In the UK, the authorities have discovered that a deadly disease affecting ash trees has started to spread from the rest of Europe, where it has been destroying forests for some time -- in Denmark and Sweden, 90% of ash trees are affected. The challenge is to find as many of the outbreaks of the disease as quickly as possible, in an attempt to stop it spreading even more widely to the UK's 80 million ash trees.
That's an impossible task given the limited number of scientists and experts available, and the large number of forests scattered over a wide area. So researchers at the University of East Anglia have come up with the idea of enlisting the public using a smartphone app. Clearly, untrained observers would be unable to make reliable assessments of outbreaks directly. But what they can do is to photograph ash trees that look as if they might be infected (pdf), and send these images to experts who would then decide whether further action needs to be taken:
The free "Ashtag" app will make it possible for anyone to take a photo of diseased leaves, shoots or bark and send it remotely to plant pathologists to identify whether or not the tree isinfected.
As that points out, geotagging allows the individual photographs to be aggregated to form an overall picture of where the infection is concentrated in the country.

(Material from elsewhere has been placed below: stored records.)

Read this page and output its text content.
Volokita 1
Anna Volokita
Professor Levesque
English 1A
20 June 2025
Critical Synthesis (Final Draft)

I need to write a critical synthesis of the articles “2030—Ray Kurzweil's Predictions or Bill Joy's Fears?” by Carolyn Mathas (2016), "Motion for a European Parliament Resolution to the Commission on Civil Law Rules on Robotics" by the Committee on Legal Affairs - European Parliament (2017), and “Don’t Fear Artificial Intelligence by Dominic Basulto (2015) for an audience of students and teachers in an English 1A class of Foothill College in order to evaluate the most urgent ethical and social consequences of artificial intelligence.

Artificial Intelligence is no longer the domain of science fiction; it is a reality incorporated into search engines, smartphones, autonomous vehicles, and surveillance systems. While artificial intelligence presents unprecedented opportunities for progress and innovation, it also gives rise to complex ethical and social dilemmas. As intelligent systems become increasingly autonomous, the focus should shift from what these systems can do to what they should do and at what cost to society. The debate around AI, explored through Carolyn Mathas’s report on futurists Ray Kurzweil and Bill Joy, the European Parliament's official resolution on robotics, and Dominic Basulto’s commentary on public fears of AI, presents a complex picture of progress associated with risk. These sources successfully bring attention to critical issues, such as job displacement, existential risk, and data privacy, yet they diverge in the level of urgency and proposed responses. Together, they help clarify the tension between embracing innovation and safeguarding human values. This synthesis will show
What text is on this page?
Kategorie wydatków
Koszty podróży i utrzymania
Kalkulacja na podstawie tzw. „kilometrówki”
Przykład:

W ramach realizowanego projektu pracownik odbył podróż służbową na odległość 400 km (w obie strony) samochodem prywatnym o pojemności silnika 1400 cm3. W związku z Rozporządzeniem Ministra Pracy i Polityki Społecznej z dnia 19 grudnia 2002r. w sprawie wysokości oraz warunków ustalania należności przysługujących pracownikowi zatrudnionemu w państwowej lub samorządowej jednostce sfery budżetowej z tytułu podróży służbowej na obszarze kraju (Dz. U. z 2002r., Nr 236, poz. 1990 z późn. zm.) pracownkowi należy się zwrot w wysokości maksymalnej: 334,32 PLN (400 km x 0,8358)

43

That will permit action to be taken where it most needed, and will also provide a picture of how the disease is spreading. Crowdsourcing is really the only way to gather so much information from such a large area, so quickly, and on a continuous basis.
As well as collecting photographic evidence, the app also uses geo-tagging software to give a precise location of infected trees -- allowing researchers and authorities to build up a picture of where the dieback is happening. This can then be used to target areas for culling
to stop the spread of the disease.
Other benefits of this approach are that it allows members of the public to become engaged with scientific work, and to contribute directly to the fight against this disease. Too often people feel alienated from the research they are paying for through their taxes, and frustrated that they can't do more to tackle an issue that concerns them. Crowdsourcing helps to tackle both problems.